Enfant, à l’école, on la trouve trop bavarde. Et même si elle a des bonnes notes, une maitresse décide de la mettre au fond de la classe derrière des cartons avec un petit trou pour qu’elle puisse quand même suivre les cours. Elle est la seule petite fille noire. Des brimades, des remarques racistes, Amandine Gay en a subi. Mais aujourd’hui, l’enfant adoptée de la région lyonnaise a choisi de dénoncer les injustices et clame haut et fort que "la France est un pays historiquement et structurellement négrophobe".
1 Une enfant adoptée
Amandine Gay passe son enfance et adolescence dans un petit village près de Lyon. Adoptée à l’âge de 5 mois par un couple formé d’une institutrice et d’un cantonnier, elle grandit avec un grand-frère d’origine martiniquaise lui aussi adopté. Ses parents issus tous les deux du milieu ouvrier ont bien conscience que la vie d’une enfant noire dans un milieu de blancs n’est pas simple. Sa mère insiste pour qu’elle parle régulièrement avec Évariste son ami, diacre et Guadeloupéen.

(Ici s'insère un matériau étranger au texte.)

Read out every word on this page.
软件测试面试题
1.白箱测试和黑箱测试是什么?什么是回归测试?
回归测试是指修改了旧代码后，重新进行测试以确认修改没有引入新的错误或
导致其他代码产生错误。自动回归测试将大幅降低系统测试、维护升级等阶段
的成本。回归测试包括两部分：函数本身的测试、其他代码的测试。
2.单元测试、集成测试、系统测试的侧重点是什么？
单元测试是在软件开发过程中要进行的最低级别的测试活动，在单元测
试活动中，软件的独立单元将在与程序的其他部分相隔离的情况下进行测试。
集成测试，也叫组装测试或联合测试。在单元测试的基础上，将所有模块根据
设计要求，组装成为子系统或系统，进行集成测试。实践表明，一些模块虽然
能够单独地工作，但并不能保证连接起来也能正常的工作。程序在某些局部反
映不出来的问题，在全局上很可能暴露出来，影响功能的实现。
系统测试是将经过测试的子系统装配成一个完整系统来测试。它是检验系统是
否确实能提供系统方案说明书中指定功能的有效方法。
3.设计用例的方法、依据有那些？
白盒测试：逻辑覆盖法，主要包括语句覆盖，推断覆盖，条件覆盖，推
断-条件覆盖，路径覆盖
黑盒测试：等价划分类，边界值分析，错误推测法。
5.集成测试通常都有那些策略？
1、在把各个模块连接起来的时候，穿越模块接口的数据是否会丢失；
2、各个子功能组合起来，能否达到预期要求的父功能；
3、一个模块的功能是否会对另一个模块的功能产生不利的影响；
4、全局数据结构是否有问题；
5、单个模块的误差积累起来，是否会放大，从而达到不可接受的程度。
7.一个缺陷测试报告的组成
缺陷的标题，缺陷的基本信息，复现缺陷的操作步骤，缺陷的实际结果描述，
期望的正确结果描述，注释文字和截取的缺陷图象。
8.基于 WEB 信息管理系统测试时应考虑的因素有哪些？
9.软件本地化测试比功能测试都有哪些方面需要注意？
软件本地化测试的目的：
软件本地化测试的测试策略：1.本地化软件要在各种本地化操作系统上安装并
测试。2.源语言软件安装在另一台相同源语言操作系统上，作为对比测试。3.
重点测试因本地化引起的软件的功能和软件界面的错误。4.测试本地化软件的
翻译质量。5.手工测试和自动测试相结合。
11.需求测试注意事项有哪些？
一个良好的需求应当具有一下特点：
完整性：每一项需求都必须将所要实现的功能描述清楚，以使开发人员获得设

Amandine Gay se met très tôt à jouer dans un club de basket. "C’est le médecin de famille qui a conseillé à ma mère de m’inscrire au basket", se souvient-elle. "J’étais grande et il avait dû comprendre que j’avais besoin de voir des personnes qui me ressemblaient plus". L’une de ses voisines, Laurine, a pour père un professionnel de basket originaire des États-Unis. Grâce à cette famille, elle découvre Washington DC et ses quartiers noirs où elle se sent bien.

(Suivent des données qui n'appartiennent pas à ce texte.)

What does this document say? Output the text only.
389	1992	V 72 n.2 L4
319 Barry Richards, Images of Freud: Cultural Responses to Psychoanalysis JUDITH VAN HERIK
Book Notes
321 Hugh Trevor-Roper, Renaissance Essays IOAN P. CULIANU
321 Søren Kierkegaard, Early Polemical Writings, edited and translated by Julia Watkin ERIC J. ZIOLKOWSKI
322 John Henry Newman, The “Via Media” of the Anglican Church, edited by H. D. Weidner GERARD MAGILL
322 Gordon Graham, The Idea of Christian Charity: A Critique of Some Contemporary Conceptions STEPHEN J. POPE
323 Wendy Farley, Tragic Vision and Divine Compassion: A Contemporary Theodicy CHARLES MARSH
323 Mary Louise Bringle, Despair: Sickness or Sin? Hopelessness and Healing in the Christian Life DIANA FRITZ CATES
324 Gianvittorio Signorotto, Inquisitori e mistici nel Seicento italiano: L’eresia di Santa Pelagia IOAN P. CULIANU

Avant ce voyage, Amandine Gay avait découvert la Guadeloupe grâce à ses parents qui jugeaient bon de lui faire connaître un environnement noir. "Mais avec des parents blancs, c’était plus compliqué de passer inaperçu" dit-elle. De son côté, son grand frère fait, lui, l’expérience des contrôles au faciès et ses parents sont perdus lors de sa première arrestation, le rendant responsable. Selon Amandine Gay, cette expérience est l’illustration même des problèmes que les institutions en France posent aux enfants adoptés noirs.
2 La voix du documentaire
Après le Baccalauréat, Amandine Gay choisit de faire ses études à Sciences-Po Lyon. Elle se rêve journaliste à la manière d’Albert Londres, mais quand elle rencontre un directeur d’école venu faire une conférence, elle comprend que ce métier n’est pas fait pour elle. Il disait : "il faut obéir à son rédacteur en chef, je n’aime pas obéir. Il faut écrire pour plaire au public français. Mais qu’est-ce qui plait au public français ? Il n’a pas répondu".

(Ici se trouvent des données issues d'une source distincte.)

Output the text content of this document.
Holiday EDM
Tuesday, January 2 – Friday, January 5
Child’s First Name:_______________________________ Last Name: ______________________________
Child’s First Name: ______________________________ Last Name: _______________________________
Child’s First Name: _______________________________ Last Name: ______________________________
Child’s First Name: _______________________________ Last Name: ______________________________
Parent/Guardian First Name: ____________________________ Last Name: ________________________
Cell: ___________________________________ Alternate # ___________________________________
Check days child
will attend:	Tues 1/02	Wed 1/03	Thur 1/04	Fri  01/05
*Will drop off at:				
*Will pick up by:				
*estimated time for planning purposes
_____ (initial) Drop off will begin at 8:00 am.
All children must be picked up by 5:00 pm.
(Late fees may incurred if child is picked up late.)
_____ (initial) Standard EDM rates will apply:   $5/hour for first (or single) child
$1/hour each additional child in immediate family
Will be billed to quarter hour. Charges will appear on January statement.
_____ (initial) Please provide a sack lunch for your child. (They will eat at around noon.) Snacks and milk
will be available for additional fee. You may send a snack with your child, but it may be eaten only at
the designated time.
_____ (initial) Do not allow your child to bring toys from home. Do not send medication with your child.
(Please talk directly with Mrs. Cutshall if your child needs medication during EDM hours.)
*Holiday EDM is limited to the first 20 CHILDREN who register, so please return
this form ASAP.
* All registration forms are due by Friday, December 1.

Amandine Gay poursuit ses études en Australie où elle découvre un système certes libéral, mais qui lui convient bien. "Dans les sociétés capitalistes, il y a beaucoup de violence par rapport aux inégalités de classe, mais une méritocratie réelle", dit-elle dans #MaParole. Finalement, elle rentre en France et suit des cours d’art dramatique au conservatoire du 16e arrondissement. Mais très vite, face à des propositions de rôles clichés, elle imagine et écrit une série avec un personnage de femme noire sommelière lesbienne qu’elle se verrait bien jouer. Mais à chaque fois, dans les sociétés de production, on lui répète : "cette fille-là n’existe pas en France". Or elle s’était inspirée de sa propre expérience. Face aux nombreux refus essuyés, elle jette l’éponge, renonce temporairement au métier de comédienne et envisage de partir vivre au Canada.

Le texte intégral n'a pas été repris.